The Dairy Farm was allegedly one of the first company’s in Hong Kong to resume business after the war and virtually restarted from scratch. Company records had been destroyed though two books containing board meeting minutes survived (1907 and 1920). Livestock was in poor health and depleted, most plant and equipment either destroyed or looted.

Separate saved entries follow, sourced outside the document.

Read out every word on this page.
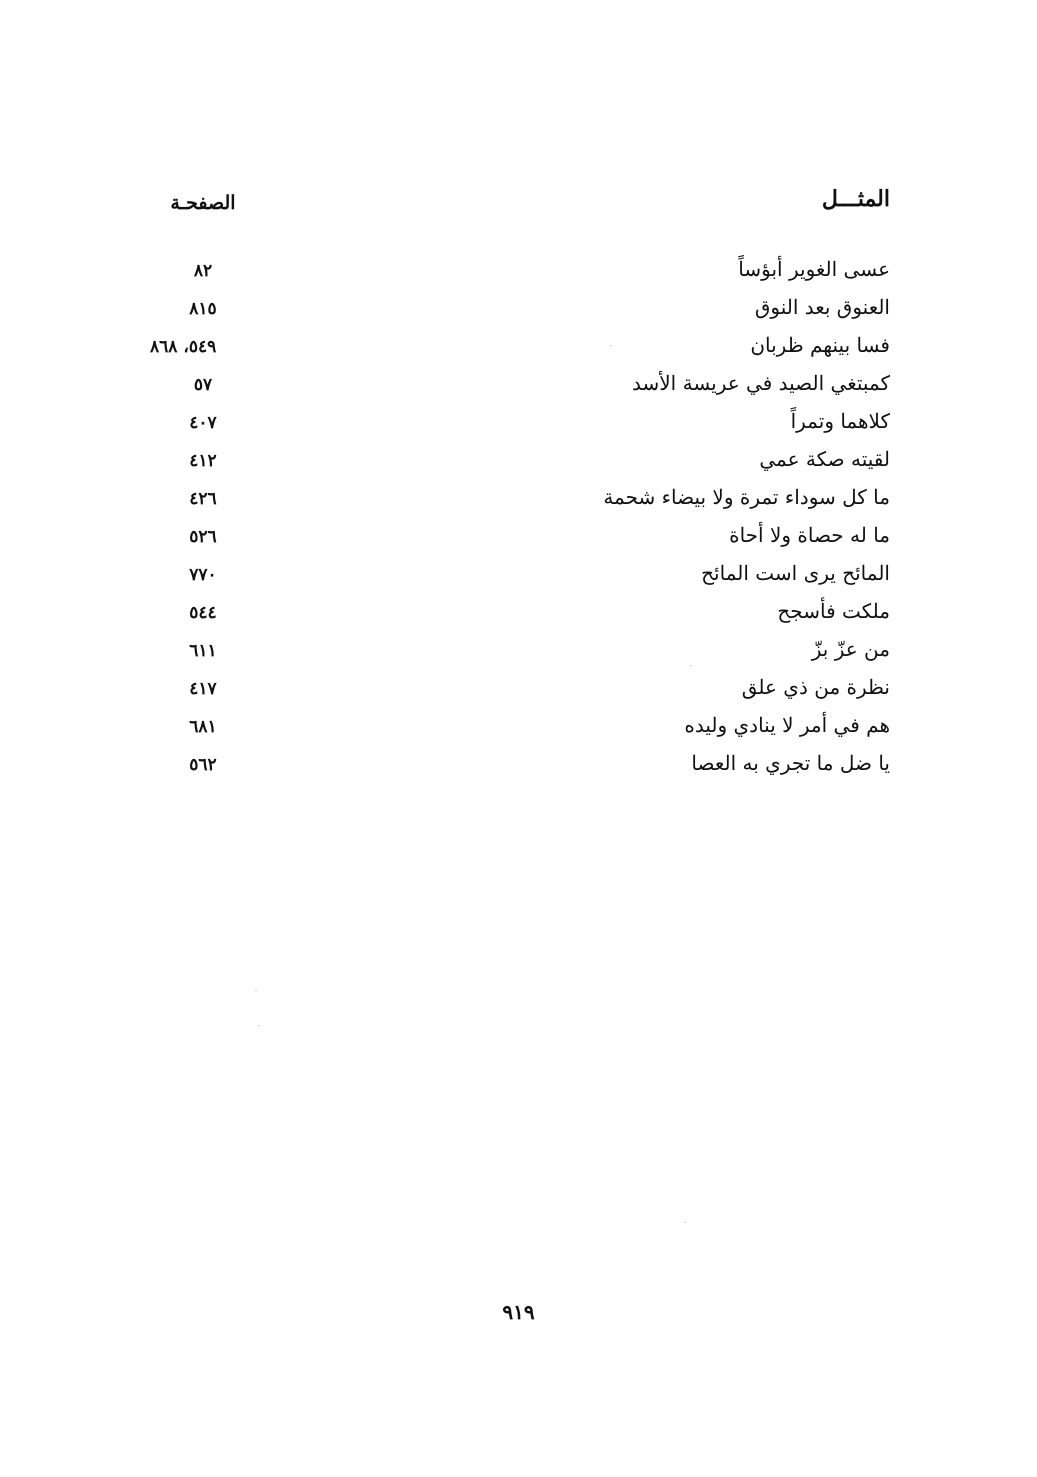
المثـــل
الصفحـة
عسى الغوير أبؤساً
٨٢
العنوق بعد النوق
٨١٥
فسا بينهم ظربان
٥٤٩، ٨٦٨
كمبتغي الصيد في عريسة الأسد
٥٧
كلاهما وتمراً
٤٠٧
لقيته صكة عمي
٤١٢
ما كل سوداء تمرة ولا بيضاء شحمة
٤٢٦
ما له حصاة ولا أحاة
٥٢٦
المائح يرى است المائح
٧٧٠
ملكت فأسجح
٥٤٤
من عزّ بزّ
٦١١
نظرة من ذي علق
٤١٧
هم في أمر لا ينادي وليده
٦٨١
يا ضل ما تجري به العصا
٥٦٢
٩١٩
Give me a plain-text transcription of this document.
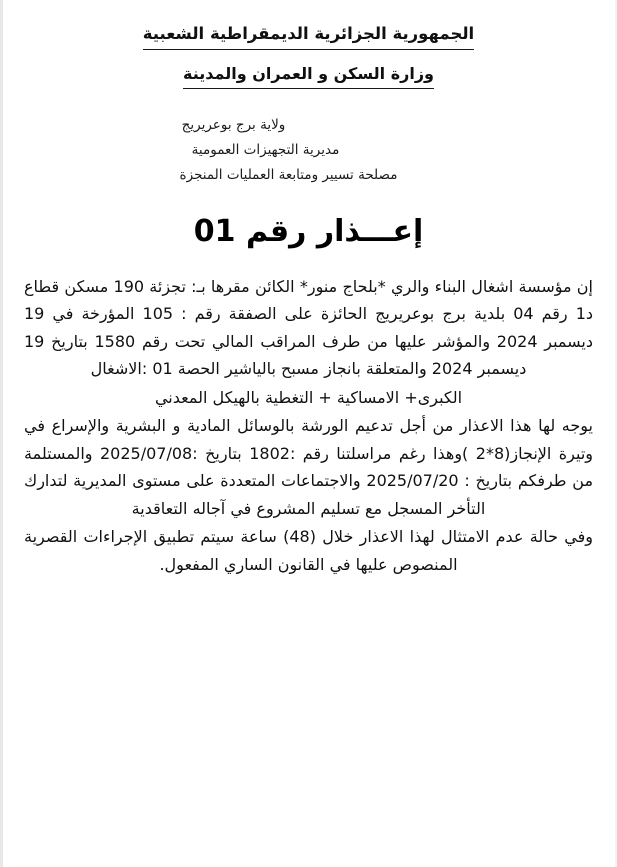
الجمهورية الجزائرية الديمقراطية الشعبية
وزارة السكن و العمران والمدينة
ولاية برج بوعريريج
مديرية التجهيزات العمومية
مصلحة تسيير ومتابعة العمليات المنجزة
إعـــذار رقم 01

إن مؤسسة اشغال البناء والري *بلحاج منور* الكائن مقرها بـ: تجزئة 190 مسكن قطاع د1 رقم 04 بلدية برج بوعريريج الحائزة على الصفقة رقم : 105 المؤرخة في 19 ديسمبر 2024 والمؤشر عليها من طرف المراقب المالي تحت رقم 1580 بتاريخ 19 ديسمبر 2024 والمتعلقة بانجاز مسبح بالياشير الحصة 01 :الاشغال

الكبرى+ الامساكية + التغطية بالهيكل المعدني

يوجه لها هذا الاعذار من أجل تدعيم الورشة بالوسائل المادية و البشرية والإسراع في وتيرة الإنجاز(8*2 )وهذا رغم مراسلتنا رقم :1802 بتاريخ :2025/07/08 والمستلمة من طرفكم بتاريخ : 2025/07/20 والاجتماعات المتعددة على مستوى المديرية لتدارك التأخر المسجل مع تسليم المشروع في آجاله التعاقدية

وفي حالة عدم الامتثال لهذا الاعذار خلال (48) ساعة سيتم تطبيق الإجراءات القصرية المنصوص عليها في القانون الساري المفعول.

Post war recovery estimated around HK$2 million in losses and the loss of the share holder register, whatever were Dairy Farm losses there was a much greater need of feeding the Hong Kong people and by 1947 business had recovered and the company was profitable again and moving into new lines of business.

See: The Milky Way-History of Dairy Farm, Nigel  Cameron, Pub: The Dairy Farm, 1986

This article was first posted on 23rd April 2015.

Related Indhhk articles:

  1. Dairy Farm Company
  2. Dairy Farm Company – a timeline
  3. Pokfulam Dairy Farm
  4. The Dairy Farm Ice and Cold Storage Company, HKBRAS article
  5. Leigh and Orange Ltd – 1889 “builders” of Hongkong Cotton-Spinning…Company

One comment

  • Tam Jackson

    My father, Peter C. Jackson was one of the Dairy Farm employees required to work for the Occupation Forces during WWII. He possibly held the title of Assistant Farm Manager, working for Mr Ted Lunson?
    I did contribute to the Company History some years ago – as I happened to be on a visit to HK in the mid-1980s and I met with Mr Cameron. The Company kindly arranged for a former manager to take me to see something of what remained in Pokfulam – the Office complex, for example, where I was privileged to meet two employees who had worked with my father.
    ( A humbling moment occurred when my host later took me into one of the remaining octagonal cowsheds and, as a courtesy, spoke to an employee sweeping up in the milking parlour – at this the old man turned and bowed to me. I asked what the exchange had been about – and he said something akin to, “I explained who you were and why you are here… and he had worked for your father…’)

    Have the dams in the hills survived? At some stage my father – who had started in about 1933 – had arranged for simple small concrete dams to be built in gullies in the hills to capture rain water – presumably to serve as a source of water for grazing cattle? I know he would sometimes picnic up there with friends & colleagues.
    Might these pools still exist or is the concrete long-perished?

    With others, my father helped in re-establishing the Dairy Farm in the difficult days after the war. He married in 1947 and returned to the UK in 1951. However he soon realised that all his experience with Cattle was in the tropics and so departed with his wife and young family on a new adventure in East Africa. He died in 1978, aged 74.

    I’m proud that one of my given names is that of a dear friend from his HK days.